Go to redbucketfilms.com and you'll find dozens of short movies made by the collective's members, churned out like smart, funny diary entries. "The Pleasure of Being Robbed" is the group's first feature, shot on old-school 16mm. Josh Safdie directed it but everyone else chipped in. The soft-spoken Jutkiewicz served as cinematographer, while Lisenco was production designer and plays three different roles. "BU's strength," Lisenco says, "is that we all learned to be proficient enough in making movies to do a little bit of everything. So when someone needed to pick up the sound kit, anybody could do it."

Agrees Benny Safdie, "I ran sound, you ran sound. Eléonore . . ."

". . . I never ran sound," Hendricks interrupts.

The Red Bucket members talk like this a lot, stepping on each other's sentences with happy enthusiasm. Their camaraderie has been forged over endless late nights obsessing about movies at BU, where they say they felt like black sheep cinephiles among the university's careerists and party monsters.

Walk around the College of Communication, says Josh Safdie, "and the ones who are talking about life and not about some bar are usually the film students. They're the kids who look like they haven't slept in a couple of days. Who look a little bitter and are getting into interesting arguments."

They created an unsanctioned movie lounge under a stairwell at 640 Commonwealth and soaked up movies by their gods: French filmmakers like Jean Vigo and Jean-Luc Godard and Werner Herzog, the Iranian new wave.
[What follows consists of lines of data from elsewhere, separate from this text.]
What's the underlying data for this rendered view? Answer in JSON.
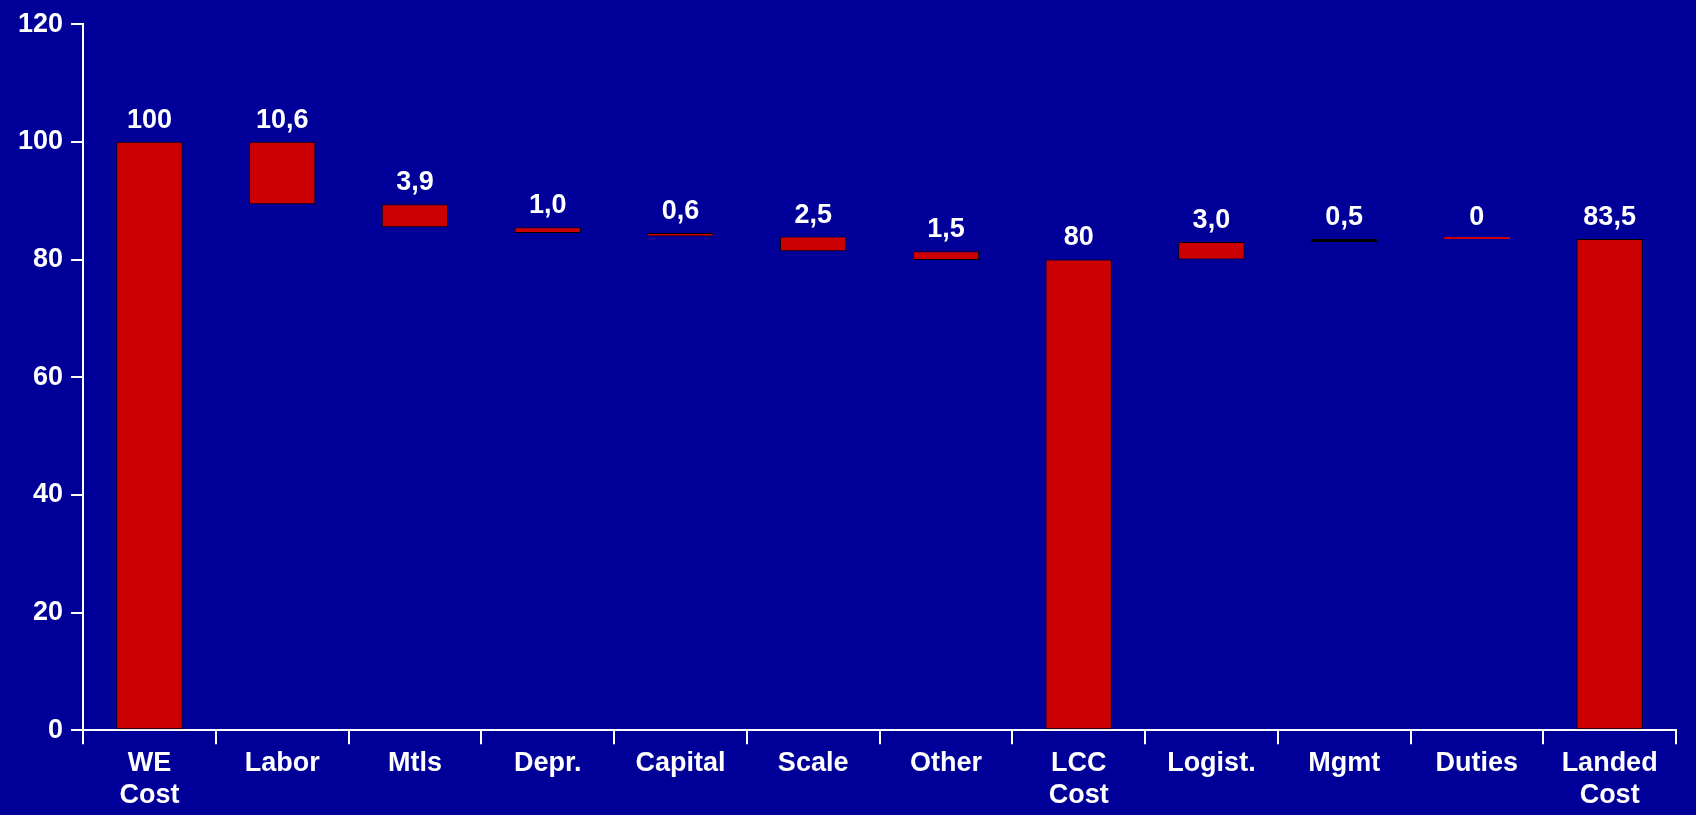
{
  "chart_data": {
    "type": "bar",
    "categories": [
      "WE Cost",
      "Labor",
      "Mtls",
      "Depr.",
      "Capital",
      "Scale",
      "Other",
      "LCC Cost",
      "Logist.",
      "Mgmt",
      "Duties",
      "Landed Cost"
    ],
    "values": [
      100,
      10.6,
      3.9,
      1.0,
      0.6,
      2.5,
      1.5,
      80,
      3.0,
      0.5,
      0,
      83.5
    ],
    "base": [
      0,
      89.4,
      85.5,
      84.5,
      83.9,
      81.4,
      79.9,
      0,
      80,
      83,
      83.5,
      0
    ],
    "colors": [
      "#cc0000",
      "#cc0000",
      "#cc0000",
      "#cc0000",
      "#cc0000",
      "#cc0000",
      "#cc0000",
      "#cc0000",
      "#cc0000",
      "#000000",
      "#cc0000",
      "#cc0000"
    ],
    "value_labels": [
      "100",
      "10,6",
      "3,9",
      "1,0",
      "0,6",
      "2,5",
      "1,5",
      "80",
      "3,0",
      "0,5",
      "0",
      "83,5"
    ],
    "ylim": [
      0,
      120
    ],
    "yticks": [
      0,
      20,
      40,
      60,
      80,
      100,
      120
    ],
    "grid": false,
    "legend": false
  }
}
They studied under and venerated Ted Barron, Ray Carney, and Mary Jane Doherty. "If you had passion to work on your own," says Lisenco, "you could get away with what you wanted to. We were flying under the radar."

At Cannes, they're on the map, and to a young, idealistic movie fanatic, it's as if the gates of paradise have been entered. Says Josh Safdie, "You mention any film that you love and appreciate, everybody in the festival office has seen it and can talk about it." Lisenco simply marvels, "People here dress up to go to the movies."

Whatever the future holds, it will involve a theatrical release for "The Pleasure of Being Robbed" (independent distributor IFC has picked it up). It probably won't involve Red Bucket doing the Hollywood dance. Says Josh Safdie, "There have been a few weird cologne-scented e-mails that have been coming in since we've had shorts at the L.A. Film Festival . . ."

"We like a free lunch," admits Lisenco.

"We love a free lunch," says Josh Safdie. "But I personally have no desire to go into that system. At all."

"They want to meddle," says Lisenco.

"That's happened," Josh acknowledges. "I wrote a script and started going around with it, and the first thing they said is, 'We're not giving you money to use nonactors.' "

"They think you need at least one famous person in it," says his brother.

"You don't need money to make movies," scoffs Lisenco. "You need people who believe. And a little bit of money."

They're getting a little, mostly from businessman-designer Andy Spade, who's Red Bucket's chief investment angel. For now the Bucketeers are content to do what other creative types do after college: rent squalid apartments, slave at video stores, sponge off mom and dad, live for the work.

The Safdie brothers and a filmmaking friend, Ronald Bronstein, are writing a script called "Go Get Some Rosemary," and Lisenco is working on a story about a young public school teacher. Jutkiewicz just finished shooting a short in Boston. Says Treitz, "If somebody has a project, everybody else falls in line and does what they can to make that happen."

"I don't think any of us have any expectations of getting rich," says Lisenco. "But making movies almost pays the bills, you know?" Josh Safdie says with the ardor of the committed, "I'm still trying to grasp the idea of making money for doing something that I'd do regardless."